Facebook went along with the fake news fad. Trending news went into the can because you could game it with fake news. Readers became worried that stuff they encountered on Facebook was not true! How did Facebook, one wants to know, become our source for authoritative reports? How did Twitter? Would you check your neighbor’s garbage to learn what she had for breakfast? Do you match your research methods to what you want to know? Or do you let your curiosity run rampant, then believe whatever you see?

Mark Zuckerberg goes before Congress to defend his company’s practices. He ought to say, with Jon Stewart, “Come on.” Who made Facebook an authoritative source for anything? The whole platform was created for gossip from the beginning! If you want to turn the Daily Show’s satire into real news, go ahead. If you want to turn Facebook’s gossip into real news, you can do that, too. But why would you demand an explanation from the people who create these forums? We’ve made Mark Zuckerberg responsible for truth because he runs a popular online network?

His proper response would be, “You must be nuts.” The presumption behind congressional hearings seems to be that if Facebook regulated its ads and other content better, Russian hamsters would not be able to spin our news treadmills, and our heads, to such terrible effect. Mark Zuckerberg is responsible for Donald Trump! Answer for that! Zuckerberg, news outlets, news consumers, news gatekeepers, news creators, and news dependents all pretend we can regulate news so as to make truth rise to the top. The 2016 election was a disaster, and we have to find someone to blame. Our whole country can’t find its footing. Blame fake news!

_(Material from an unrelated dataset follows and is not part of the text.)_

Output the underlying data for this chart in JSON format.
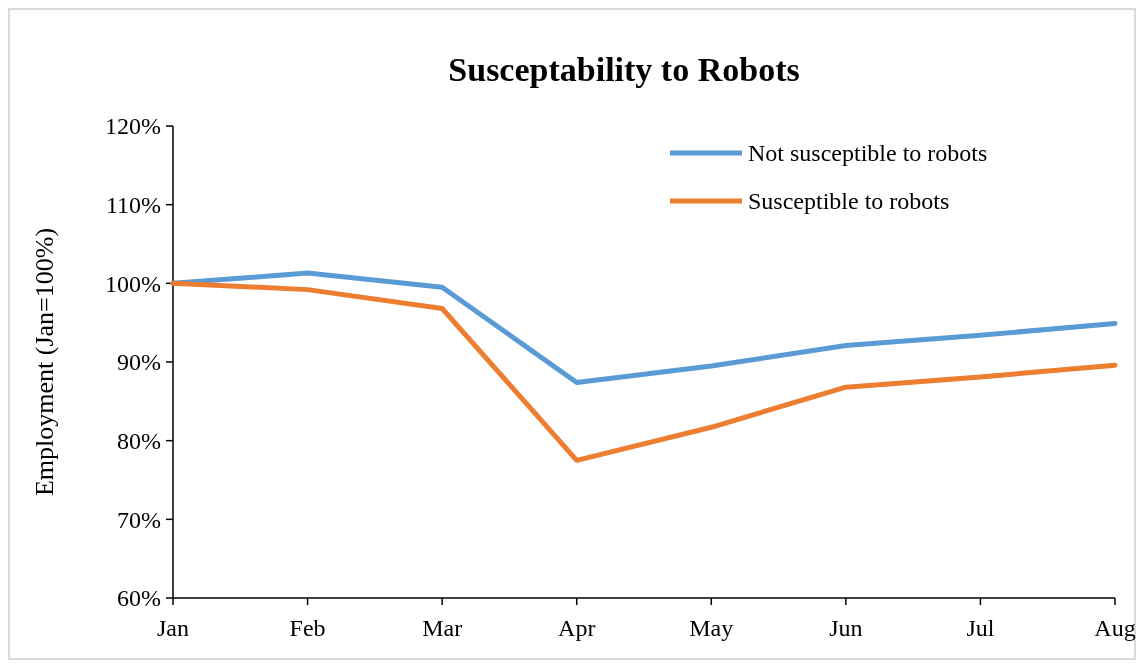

I’ll tell you something: fake news is not the problem. No one thing is ‘the problem’. We will always have news that some people regard as true, others not. We will always have public officials interested in the news for their own purposes. Thomas Jefferson, advocate of education for its own sake – and for democracy’s sake – commented that “The man who reads nothing at all is better educated than the man who reads nothing but newspapers.” News outlets now are no more reliable than in Jefferson’s time. He knew what he was talking about. The amount of scurrilous news washing around American politics during the election campaign of 1800 made 2016 look, if not anodyne, at least rather tame.

The story that made me want to put some of these thoughts down, naturally, concerns Arkady Babchenko. See Fake news and the ‘murder’ of Arkady Babchenko. You have to wonder how long Babchenko has to live. He may be too small to bother with, but for several days a lot of people in Eastern Europe, and around the world, did not think so. If someone actually does assassinate Babchenko down the line, who will believe it a second time? I think Babchenko must have known, you can fake your own death only once. If someone comes after him again, he will have to look at other options.

Every person has to make independent judgments about truth. Lily Tomlin famously said, “We’re all in this alone.” Our judgments do not depend on what our neighbors think. They do not depend on what our friends think. They depend only on what we think, individually. We may wish to make truth a social concept, socially defined and regulated, but it is not. No serious thinker – including philosophers like Hegel and Marx, or social psychologists like Freud and Jung – has ever claimed truth depends on a collectivity.

A lot of things, including perceptions of truth, may depend on collective judgments, but perceptions cannot substitute for individual discernment. A person who turns judgments about truth over to social authority – or to social phenomena of any kind – has relinquished a basic faculty of reason. We are all Cartesians in that respect. God created us to follow his light, which is to say, our own inner voice. Nothing in the world, outside of our minds, contradicts that creative principle.